Elbirliğiyle Mülkiyetin Hukuki Dayanağı
Bu hukuki statü, Türk Medeni Kanunu'nun 701-703. maddeleri kapsamında düzenlenmiştir. Kanunda bu malikiyet şeklinin nasıl oluştuğu, yönetildiği ve sona erdirildiği açıkça belirtilmektedir. Aynı zamanda, Borçlar Kanunu'nda adi ortaklık gibi belirli sözleşmelere dayanan örnekler de düzenlenmiştir. Bu sistem genellikle mirasçılar arasında, ortaklık ilişkilerinde veya belirli topluluklar içinde ortaya çıkmaktadır. Hukuki dayanak bakımından, kanunlarda belirtilen sınırlar çerçevesinde belirlenen bu mülkiyet düzeni, malın bireysel kullanımını sınırladığı için zaman zaman ihtilaflara neden olabilir.
Elbirliğiyle Mülkiyet ile Paylı Mülkiyet Arasındaki Farklar
Elbirliğiyle mülkiyet ve paylı mülkiyet, ortakların hakları ve tasarruf yetkileri açısından farklılık göstermektedir. Bu ortaklık yapısında, ortakların bireysel paylarının belirlenmediği ve ortaklığın bütün olarak mülkiyet hakkına sahip olduğu bir malikiyet türü söz konusudur.
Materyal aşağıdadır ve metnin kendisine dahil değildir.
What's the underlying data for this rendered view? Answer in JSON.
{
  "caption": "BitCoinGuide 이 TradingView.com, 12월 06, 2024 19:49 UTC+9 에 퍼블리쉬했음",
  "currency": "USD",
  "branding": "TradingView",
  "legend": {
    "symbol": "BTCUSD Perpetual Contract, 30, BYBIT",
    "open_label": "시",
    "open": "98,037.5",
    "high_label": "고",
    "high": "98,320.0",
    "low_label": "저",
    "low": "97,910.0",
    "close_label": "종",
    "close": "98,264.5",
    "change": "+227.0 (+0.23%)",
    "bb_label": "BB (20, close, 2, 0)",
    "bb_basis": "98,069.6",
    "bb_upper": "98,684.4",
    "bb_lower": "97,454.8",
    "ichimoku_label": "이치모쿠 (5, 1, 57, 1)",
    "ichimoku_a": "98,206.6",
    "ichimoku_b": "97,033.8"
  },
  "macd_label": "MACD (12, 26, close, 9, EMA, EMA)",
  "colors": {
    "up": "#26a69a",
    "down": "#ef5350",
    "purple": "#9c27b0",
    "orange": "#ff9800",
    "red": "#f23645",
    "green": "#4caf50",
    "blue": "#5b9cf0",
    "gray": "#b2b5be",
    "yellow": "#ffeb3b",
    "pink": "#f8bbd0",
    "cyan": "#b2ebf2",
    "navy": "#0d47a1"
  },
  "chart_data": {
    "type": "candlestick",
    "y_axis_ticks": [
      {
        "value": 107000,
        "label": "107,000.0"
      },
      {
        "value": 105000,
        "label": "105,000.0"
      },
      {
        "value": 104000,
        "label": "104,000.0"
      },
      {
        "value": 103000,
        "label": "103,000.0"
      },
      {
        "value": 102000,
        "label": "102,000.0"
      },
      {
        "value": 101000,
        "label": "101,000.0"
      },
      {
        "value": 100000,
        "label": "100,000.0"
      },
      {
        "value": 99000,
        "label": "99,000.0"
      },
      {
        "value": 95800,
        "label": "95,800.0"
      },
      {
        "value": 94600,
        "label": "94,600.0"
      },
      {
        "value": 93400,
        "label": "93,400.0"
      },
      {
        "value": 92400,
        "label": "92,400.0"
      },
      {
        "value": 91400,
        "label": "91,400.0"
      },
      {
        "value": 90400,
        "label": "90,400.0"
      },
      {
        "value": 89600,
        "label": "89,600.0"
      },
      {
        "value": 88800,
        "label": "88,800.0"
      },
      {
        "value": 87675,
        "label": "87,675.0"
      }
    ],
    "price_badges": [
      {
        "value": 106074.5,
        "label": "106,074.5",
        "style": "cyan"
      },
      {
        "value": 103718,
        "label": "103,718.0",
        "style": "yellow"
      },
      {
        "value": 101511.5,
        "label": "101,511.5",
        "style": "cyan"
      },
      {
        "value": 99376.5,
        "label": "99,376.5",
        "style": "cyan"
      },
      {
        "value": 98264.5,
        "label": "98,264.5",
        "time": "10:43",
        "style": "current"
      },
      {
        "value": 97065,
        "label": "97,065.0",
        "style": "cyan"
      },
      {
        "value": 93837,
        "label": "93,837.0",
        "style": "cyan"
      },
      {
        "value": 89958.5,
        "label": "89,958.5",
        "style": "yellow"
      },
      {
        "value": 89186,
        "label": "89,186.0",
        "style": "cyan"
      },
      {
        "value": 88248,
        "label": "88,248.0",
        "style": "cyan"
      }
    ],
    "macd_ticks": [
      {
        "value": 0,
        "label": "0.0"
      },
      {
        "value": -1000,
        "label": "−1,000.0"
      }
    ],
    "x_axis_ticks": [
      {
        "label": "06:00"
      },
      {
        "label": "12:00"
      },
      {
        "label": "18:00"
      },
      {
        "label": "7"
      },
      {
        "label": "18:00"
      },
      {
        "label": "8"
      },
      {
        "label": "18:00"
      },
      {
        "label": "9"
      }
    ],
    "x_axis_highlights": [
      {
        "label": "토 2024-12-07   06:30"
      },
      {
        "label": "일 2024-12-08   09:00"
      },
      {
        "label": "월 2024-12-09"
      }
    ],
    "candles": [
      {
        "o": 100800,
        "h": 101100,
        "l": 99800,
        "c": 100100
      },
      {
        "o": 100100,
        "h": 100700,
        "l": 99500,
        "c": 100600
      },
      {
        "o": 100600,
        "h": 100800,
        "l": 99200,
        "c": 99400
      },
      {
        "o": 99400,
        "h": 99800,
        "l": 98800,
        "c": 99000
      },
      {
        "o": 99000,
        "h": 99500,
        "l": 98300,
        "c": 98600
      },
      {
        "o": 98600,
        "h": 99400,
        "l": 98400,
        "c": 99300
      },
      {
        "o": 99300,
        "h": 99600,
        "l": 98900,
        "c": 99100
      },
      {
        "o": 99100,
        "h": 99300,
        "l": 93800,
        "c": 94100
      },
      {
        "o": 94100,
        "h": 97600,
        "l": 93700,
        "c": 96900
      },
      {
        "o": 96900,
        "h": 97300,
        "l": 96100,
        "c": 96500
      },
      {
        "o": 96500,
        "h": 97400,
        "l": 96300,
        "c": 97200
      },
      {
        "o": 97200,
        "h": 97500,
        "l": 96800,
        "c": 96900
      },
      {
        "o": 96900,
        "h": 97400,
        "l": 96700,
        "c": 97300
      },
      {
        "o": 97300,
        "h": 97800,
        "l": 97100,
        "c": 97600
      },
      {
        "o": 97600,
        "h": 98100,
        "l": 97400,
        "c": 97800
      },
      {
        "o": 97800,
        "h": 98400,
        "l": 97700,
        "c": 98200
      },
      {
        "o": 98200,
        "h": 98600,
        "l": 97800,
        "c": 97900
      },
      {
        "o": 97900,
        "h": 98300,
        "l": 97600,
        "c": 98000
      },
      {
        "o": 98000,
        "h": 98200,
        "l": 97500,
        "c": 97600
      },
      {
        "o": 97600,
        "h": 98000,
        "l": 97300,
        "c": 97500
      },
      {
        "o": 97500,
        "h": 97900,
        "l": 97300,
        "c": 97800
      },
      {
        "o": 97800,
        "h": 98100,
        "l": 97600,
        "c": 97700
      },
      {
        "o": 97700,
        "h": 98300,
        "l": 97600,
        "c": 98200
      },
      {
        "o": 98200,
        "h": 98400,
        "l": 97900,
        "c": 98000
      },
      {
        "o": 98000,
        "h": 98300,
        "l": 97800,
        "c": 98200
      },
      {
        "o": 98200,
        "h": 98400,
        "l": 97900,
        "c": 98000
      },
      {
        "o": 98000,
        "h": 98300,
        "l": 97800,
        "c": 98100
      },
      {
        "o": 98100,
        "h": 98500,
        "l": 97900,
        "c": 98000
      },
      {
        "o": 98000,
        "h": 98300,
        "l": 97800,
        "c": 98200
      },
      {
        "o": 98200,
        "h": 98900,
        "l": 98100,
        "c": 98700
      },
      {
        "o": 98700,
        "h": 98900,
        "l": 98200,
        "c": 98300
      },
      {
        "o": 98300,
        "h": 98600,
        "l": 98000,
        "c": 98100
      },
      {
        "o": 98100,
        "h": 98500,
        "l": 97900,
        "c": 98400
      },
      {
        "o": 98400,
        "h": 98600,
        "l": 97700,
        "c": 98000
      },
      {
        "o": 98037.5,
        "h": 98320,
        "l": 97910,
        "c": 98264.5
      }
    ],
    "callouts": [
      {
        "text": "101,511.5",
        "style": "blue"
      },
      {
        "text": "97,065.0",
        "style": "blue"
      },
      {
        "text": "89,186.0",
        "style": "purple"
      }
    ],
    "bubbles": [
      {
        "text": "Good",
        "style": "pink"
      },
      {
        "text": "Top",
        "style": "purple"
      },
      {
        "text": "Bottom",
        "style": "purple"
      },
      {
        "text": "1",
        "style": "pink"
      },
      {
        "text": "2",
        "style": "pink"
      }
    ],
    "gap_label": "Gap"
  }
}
Paylı mülkiyette ise her paydaşın mülkiyet üzerinde belirli bir payı bulunmaktadır ve bu pay oranında tasarruf yetkisi mevcuttur.
Örneğin, paylı mülkiyette bir paydaş, kendi payını diğer paydaşların onayı olmadan devredebilir veya satabilir. Ancak bu ortaklık sisteminde, ortaklardan hiçbiri diğer ortakların izni olmadan mülkiyet üzerinde bireysel olarak tasarrufta bulunamaz. Bu nedenle, bu mülkiyet türü, miras paylaşımı veya ortaklık sona erene kadar süregelen bir sahiplik yapısıdır.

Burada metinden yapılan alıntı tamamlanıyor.